La pena y el cansancio también tienen sus límites. Uno recobra el ánimo o las energías al poco de temerse que no resiste más. Tocar fondo es también una forma de rebotar. Aligerarse. Enterarse que en lo hondo del agujero también soplan de pronto nuevos aires. Según quien la inventó, la guillotina debe de producir en el ajusticiado una súbita sensación de frescura. ¿Quién sabe si la muerte no es un segundo aire?

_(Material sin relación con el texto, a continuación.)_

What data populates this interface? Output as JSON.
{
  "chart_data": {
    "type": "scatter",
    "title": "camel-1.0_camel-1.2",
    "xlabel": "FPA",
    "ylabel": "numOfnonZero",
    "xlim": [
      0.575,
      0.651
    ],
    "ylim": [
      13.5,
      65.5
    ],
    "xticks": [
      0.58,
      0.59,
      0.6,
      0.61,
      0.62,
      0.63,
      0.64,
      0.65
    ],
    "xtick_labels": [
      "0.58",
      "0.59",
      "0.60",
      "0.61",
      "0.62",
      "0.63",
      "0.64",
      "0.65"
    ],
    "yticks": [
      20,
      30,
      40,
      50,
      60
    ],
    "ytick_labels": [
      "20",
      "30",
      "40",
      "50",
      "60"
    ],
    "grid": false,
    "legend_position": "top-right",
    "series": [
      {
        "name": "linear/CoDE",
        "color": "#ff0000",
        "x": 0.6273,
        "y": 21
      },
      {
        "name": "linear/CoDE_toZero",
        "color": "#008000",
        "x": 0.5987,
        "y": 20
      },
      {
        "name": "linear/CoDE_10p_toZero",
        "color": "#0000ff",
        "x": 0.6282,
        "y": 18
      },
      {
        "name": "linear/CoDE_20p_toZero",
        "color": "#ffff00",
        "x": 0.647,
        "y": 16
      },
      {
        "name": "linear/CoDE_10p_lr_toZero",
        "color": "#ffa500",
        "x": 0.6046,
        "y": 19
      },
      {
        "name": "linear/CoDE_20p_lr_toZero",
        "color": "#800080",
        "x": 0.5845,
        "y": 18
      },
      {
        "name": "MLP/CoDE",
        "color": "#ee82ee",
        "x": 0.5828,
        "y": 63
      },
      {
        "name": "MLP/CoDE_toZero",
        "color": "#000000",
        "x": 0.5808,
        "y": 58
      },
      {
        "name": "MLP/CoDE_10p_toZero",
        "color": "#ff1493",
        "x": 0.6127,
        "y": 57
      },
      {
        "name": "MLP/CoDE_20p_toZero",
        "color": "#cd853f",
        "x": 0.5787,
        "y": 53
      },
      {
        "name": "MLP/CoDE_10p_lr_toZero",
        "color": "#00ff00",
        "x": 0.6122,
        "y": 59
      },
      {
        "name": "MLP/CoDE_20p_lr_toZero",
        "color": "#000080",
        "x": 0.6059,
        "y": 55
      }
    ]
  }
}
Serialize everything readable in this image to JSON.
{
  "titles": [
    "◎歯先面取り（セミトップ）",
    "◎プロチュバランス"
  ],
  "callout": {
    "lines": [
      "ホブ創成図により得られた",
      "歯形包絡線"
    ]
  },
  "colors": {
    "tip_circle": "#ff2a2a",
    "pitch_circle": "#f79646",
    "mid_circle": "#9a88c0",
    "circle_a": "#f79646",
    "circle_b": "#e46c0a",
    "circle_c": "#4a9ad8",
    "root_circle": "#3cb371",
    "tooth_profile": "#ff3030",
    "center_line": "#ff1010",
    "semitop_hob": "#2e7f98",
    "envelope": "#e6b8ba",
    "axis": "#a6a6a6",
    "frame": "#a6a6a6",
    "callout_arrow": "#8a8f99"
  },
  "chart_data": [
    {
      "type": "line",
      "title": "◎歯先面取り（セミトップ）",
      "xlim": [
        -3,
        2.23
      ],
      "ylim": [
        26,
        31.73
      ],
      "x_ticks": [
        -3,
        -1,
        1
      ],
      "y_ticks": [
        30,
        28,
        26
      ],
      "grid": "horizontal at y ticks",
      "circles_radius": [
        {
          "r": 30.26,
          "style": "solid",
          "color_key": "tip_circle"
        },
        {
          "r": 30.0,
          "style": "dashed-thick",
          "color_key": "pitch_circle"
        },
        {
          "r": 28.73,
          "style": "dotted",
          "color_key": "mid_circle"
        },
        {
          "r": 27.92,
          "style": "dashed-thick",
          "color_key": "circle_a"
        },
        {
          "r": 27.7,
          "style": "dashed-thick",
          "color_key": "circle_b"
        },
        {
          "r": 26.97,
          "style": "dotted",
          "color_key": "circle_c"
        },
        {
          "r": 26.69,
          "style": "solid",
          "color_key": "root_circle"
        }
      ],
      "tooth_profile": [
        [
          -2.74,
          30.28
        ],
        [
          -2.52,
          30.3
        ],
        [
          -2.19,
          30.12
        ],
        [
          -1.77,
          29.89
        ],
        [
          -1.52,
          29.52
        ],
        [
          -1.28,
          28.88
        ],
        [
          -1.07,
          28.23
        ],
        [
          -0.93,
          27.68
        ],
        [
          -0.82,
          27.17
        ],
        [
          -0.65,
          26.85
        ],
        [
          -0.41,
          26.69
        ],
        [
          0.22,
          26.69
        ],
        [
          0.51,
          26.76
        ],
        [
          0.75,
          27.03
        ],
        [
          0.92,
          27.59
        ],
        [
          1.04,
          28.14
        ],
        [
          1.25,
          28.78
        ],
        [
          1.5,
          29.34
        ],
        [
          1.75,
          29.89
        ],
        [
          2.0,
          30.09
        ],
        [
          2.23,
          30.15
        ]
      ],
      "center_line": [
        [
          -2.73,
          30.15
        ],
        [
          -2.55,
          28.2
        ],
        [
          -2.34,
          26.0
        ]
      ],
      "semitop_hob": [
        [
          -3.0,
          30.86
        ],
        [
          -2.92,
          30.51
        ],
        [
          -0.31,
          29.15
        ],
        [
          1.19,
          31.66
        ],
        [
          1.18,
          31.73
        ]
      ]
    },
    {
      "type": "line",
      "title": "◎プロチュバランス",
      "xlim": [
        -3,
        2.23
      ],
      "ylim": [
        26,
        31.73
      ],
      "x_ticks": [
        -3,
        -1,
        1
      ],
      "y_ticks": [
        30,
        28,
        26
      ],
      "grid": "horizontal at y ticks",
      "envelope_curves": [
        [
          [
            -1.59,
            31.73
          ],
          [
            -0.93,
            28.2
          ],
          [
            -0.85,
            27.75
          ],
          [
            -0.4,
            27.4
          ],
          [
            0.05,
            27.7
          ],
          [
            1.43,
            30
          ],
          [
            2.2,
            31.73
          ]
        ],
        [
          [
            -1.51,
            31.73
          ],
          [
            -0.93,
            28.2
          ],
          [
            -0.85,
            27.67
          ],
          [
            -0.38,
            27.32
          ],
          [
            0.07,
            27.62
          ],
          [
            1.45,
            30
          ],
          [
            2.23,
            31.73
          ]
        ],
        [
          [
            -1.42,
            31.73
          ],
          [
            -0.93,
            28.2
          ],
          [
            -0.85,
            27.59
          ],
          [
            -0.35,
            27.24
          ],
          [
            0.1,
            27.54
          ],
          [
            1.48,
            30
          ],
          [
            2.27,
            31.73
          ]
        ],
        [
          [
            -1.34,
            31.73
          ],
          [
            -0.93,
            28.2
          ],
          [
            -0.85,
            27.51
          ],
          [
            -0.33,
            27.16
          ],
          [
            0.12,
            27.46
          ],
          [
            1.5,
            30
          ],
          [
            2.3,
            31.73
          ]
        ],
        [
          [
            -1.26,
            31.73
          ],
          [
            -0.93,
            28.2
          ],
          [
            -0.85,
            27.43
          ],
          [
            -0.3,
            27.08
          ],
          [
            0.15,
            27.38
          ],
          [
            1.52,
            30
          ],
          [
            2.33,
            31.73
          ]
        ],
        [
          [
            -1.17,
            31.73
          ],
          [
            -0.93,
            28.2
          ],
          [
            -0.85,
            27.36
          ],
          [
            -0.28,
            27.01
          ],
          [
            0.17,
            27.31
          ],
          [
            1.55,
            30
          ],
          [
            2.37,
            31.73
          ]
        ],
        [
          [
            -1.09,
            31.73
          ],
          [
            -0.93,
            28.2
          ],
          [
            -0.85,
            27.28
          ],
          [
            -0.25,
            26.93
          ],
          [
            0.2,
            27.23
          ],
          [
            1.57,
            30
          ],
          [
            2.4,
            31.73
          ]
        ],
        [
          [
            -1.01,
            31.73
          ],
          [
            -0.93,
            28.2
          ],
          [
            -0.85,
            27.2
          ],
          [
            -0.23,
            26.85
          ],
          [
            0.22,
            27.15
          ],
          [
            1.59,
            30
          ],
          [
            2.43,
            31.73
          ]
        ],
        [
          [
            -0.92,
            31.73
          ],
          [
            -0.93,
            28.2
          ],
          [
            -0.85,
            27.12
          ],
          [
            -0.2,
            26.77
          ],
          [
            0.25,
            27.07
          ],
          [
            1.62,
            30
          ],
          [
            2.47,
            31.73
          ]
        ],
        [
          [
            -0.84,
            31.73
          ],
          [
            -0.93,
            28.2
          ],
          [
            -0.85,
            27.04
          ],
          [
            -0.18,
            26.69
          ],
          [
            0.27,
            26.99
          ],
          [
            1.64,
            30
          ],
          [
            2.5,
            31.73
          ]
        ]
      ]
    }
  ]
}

Éstos eran los ánimos que yo me daba en la noche de mi segundo arresto. Dos en una semana tenían que ser irreales. Encima de eso me faltaban las fuerzas para empujar otra bola de nieve de ideas idiotas. Los celadores cuentan con esos pensamientos. Antes de que te pongan número y uniforme necesitan quebrarte los huesos del espíritu. Que cuando llegue la hora del retrato tengas toda la pinta de patibulario. Esa noche me dije que no iba a darles gusto.
Antes había temido que me lo merecía. Que era tan criminal como cualquiera de los facinerosos obligados a hacerme compañía. Y esta vez prefería repetirme que me lo había buscado. Sería quizá lo mismo, pero yo lo veía diferente. Habérmelo buscado no dejaba de ser un acto caprichoso de la voluntad. Tenía lo que quería, ¿no era cierto? Y al fin quería tan poco que ya me daba igual.
No lo pensaba así, aunque hoy supongo que me estaba rindiendo. O en fin, aclimatando. Como esos reincidentes fotogénicos que inclusive sonríen a la hora de la foto. Igual que el labregón que ya con dieciocho años vuelve feliz a aquella misma escuela de la que tantas veces lo expulsaron, a cursar nuevamente el segundo año de secundaria. Si van a despreciarte porque eres lo peor, de una vez que se enteren que no tienes arreglo. Que digan ay, qué cínico, pero nunca qué hipócrita. Me lo busqué, señoras y señores. Soy mi propio gurú en las ciencias ocultas del autoperjuicio.